ECLI:NL:RBROT:2017:7086

Rechtbank Rotterdam

Datum uitspraak
17 juli 2017
Publicatiedatum
13 september 2017
Zaaknummer
530531 / HA RK 17-602
Instantie
Rechtbank Rotterdam
Type
Uitspraak
Rechtsgebied
Civiel recht; Burgerlijk procesrecht
Procedures
  • Wraking
Rechters
Vindplaatsen
  • Rechtspraak.nl
AI samenvatting door LexboostAutomatisch gegenereerd

Tijdigheid en ontvankelijkheid van wrakingsverzoek in civiele procedure

In deze zaak heeft de rechtbank Rotterdam op 17 juli 2017 een beslissing genomen over een wrakingsverzoek van een verzoeker tegen mr. T.M.J. Smits, rechter in de rechtbank Rotterdam. Het wrakingsverzoek werd ingediend op 6 juli 2017, terwijl de verzoeker op 29 mei 2017 op de hoogte was gesteld van de naam van de behandelend rechter.
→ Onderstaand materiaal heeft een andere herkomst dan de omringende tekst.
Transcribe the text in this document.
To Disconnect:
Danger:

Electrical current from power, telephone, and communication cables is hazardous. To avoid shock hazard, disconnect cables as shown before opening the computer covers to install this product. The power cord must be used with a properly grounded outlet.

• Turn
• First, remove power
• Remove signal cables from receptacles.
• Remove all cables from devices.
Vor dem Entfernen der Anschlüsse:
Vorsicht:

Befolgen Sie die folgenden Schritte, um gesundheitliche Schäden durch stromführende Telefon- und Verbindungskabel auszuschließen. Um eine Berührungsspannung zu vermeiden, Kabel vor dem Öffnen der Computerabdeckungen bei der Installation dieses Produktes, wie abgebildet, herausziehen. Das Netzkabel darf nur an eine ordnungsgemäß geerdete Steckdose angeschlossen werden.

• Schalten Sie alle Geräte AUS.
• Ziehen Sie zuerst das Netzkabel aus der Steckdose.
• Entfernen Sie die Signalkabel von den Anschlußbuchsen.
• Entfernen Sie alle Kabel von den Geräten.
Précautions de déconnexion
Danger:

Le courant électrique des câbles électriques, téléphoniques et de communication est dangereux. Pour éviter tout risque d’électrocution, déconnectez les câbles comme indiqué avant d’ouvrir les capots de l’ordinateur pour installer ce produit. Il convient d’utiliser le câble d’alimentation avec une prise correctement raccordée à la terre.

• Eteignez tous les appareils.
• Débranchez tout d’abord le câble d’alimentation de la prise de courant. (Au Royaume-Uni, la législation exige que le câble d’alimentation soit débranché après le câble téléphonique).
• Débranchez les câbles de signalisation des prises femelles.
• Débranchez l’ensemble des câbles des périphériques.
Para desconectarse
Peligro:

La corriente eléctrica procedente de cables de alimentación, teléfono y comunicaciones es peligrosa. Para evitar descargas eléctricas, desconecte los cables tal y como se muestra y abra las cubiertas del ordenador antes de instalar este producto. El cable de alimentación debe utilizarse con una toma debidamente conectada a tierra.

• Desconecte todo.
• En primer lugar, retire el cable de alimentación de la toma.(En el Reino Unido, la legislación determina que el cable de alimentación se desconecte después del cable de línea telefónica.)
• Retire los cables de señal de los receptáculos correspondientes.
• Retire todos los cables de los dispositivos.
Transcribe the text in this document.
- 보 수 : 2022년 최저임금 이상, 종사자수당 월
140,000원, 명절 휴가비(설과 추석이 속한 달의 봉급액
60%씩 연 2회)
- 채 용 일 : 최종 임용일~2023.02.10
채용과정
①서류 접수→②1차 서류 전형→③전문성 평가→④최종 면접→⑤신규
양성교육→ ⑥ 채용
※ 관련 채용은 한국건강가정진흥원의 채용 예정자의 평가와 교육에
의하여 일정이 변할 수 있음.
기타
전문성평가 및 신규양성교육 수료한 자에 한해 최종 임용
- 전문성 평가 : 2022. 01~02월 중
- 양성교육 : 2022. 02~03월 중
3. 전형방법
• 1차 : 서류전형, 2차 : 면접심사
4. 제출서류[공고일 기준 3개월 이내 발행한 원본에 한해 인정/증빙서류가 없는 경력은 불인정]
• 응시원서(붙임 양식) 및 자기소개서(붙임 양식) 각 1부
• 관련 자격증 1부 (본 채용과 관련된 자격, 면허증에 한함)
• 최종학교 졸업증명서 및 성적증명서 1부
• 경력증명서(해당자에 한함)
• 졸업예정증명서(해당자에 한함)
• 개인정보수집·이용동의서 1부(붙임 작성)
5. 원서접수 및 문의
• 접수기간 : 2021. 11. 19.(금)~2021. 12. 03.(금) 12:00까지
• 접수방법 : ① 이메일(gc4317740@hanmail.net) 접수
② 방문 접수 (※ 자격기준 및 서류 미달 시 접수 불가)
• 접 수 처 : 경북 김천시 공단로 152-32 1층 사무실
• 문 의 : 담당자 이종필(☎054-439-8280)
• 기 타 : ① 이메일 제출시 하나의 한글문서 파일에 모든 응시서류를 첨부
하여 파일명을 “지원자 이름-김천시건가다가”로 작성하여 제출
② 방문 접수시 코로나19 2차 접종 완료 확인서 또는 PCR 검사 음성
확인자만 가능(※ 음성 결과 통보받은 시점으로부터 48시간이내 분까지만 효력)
De rechtbank oordeelde dat het wrakingsverzoek niet tijdig was ingediend, aangezien de verzoeker niet onmiddellijk na het bekend worden van de feiten en omstandigheden die aanleiding gaven voor het wrakingsverzoek, actie heeft ondernomen. De rechtbank stelde vast dat de verzoeker pas na een periode van meer dan een maand, na de oproepingsbrief, het verzoek tot wraking indiende. Dit is in strijd met de vereisten van artikel 513 lid 1 van het Wetboek van Strafvordering, dat stipuleert dat een wrakingsverzoek onmiddellijk na het bekend worden van de feiten moet worden ingediend. De rechtbank concludeerde dat de verzoeker niet-ontvankelijk moest worden verklaard in zijn wrakingsverzoek. De beslissing werd genomen door een meervoudige kamer voor wrakingszaken, bestaande uit de voorzitter en twee andere rechters, en werd openbaar uitgesproken op 28 juli 2017.

Uitspraak

Rechtbank Rotterdam

Meervoudige kamer voor wrakingszaken
Zaaknummer / rekestnummer: 530531 / HA RK 17-602
Beslissing van 17 juli 2017
op het verzoek van
[naam verzoeker],
wonende te [woonplaats] ,
verzoeker,
strekkende tot wraking van:
mr. T.M.J. SMITS, rechter in de rechtbank Rotterdam, Kanton, team 1 (hierna: de rechter).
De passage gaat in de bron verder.